Go To Sleep! A Brief Intro To The Science of Sleep for Endurance Athletes

For better or worse, we endurance athletes prioritize our efforts by what feels most effortful. If it’s hard to do, it surely provides the most benefit. As a general rule of thumb this could be worse, but it's far from an optimal approach. Unsurprisingly, many of us fall into the trap of overtraining as a result. When we don’t hit our numbers, we’re quick to blame training and double-down. So, let’s do a quick reset to re-establish our moorings. The three most important elements for endurance athletes to harmonize are: Training, Eating, and Sleeping. Athletes at peak performance dignify each as critical and mutually supporting the whole. Non-peak athletes (the rest of us) over-prioritize the training, pay casual attention to balanced nutrition, and don’t put sleep on the list. So, it’s in this spirit that I want to talk about sleep. What happens when we sleep and why does this matter for endurance athletes? Let’s dig in.

What Happens When We Sleep

Sleep is regarded as fundamental because it restores, repairs, or rebuilds every system in the body and, perhaps unsurprisingly, the amount of sleep required corresponds to the amount of damage inflicted. For non-professional athletes, seven to nine hours is recommended, and for elite athletes or professional athletes, nine hours is the minimum. For all of us, sleep is the restorative function that allows us to rebuild and improve as athletes.
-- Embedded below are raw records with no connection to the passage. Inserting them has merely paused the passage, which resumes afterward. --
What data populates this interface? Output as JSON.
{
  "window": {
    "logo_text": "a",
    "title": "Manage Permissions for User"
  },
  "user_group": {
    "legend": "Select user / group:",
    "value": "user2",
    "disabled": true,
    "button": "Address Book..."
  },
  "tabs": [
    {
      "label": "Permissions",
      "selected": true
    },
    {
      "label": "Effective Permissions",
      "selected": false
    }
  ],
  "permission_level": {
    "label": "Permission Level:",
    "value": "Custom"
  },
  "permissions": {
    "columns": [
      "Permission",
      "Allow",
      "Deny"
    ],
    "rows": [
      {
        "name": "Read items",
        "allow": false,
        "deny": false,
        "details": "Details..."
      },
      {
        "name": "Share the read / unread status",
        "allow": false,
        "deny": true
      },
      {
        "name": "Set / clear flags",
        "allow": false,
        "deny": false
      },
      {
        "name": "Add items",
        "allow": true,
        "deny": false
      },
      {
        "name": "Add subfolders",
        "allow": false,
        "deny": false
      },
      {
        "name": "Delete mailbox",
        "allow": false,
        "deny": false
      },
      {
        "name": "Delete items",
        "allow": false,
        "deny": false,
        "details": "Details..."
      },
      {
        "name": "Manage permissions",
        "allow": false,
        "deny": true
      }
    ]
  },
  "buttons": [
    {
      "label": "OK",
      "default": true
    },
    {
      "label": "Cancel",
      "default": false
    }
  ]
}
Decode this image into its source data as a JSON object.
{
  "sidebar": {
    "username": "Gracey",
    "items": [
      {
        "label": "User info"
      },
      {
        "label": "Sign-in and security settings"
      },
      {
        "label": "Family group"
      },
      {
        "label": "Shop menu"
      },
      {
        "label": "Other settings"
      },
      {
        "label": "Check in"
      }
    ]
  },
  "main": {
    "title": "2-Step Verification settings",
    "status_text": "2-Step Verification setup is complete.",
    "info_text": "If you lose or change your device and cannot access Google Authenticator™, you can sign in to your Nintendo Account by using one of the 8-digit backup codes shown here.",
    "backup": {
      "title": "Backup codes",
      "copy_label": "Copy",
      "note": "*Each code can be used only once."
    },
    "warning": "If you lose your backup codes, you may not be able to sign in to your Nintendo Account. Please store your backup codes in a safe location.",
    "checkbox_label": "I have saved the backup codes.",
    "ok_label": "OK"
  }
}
Here are the bigger systems (non-exhaustive and very high level) being regulated and remade while you’re sleeping:

Metabolic Function: Sleep regulates your metabolic rate and allocates energy to essential repair and restoration processes; supports insulin function and prevents accumulation of glucose in your blood by efficiently feeding cells

Immune Function: Releases cytokines during sleep; proteins that regulate immune responses and promote inflammation which work to fight off pathogens and other invaders that don’t belong in your system

Cognitive Function: Your brain integrates all the the new information into existing knowledge networks; reorganizes neural networks to make them more efficient, and regulates the neurotransmitters responsible for mood, memory, and executive functions

Physical Restoration: Stress hormones, necessary to keep you functioning while active, are benched and growth hormones are brought out to repair damaged muscles and tissues. Your body will build back better after intense workouts, complements of growth hormones, but need the time to do their work

Here’s the take-away: The damage endured through the waking day can be repaired with sufficient sleep. If you’ve just executed perfect Vo2 max intervals and aim to ‘lock’ the gains, yet don’t intend to sleep well as an element of the process, then your improvement will be stunted, and your full potential unmet

What Happens When We Don’t Sleep

Although science hasn’t yet declared the field of sleep conquered (which is to say completely understood), we each know what it feels like when we don’t sleep - awful. Everything is exhausting, your thinking is cloudy, you're highly irritable, and concentration is impossible. You look terrible and feel sick because, well, you are. The work necessary to restore your body was either incomplete or, in many cases, not ever started. You're filled with toxins that were never cleared; it’s as if you’ve been poisoned. There’s only one way to solve this problem; Go to sleep.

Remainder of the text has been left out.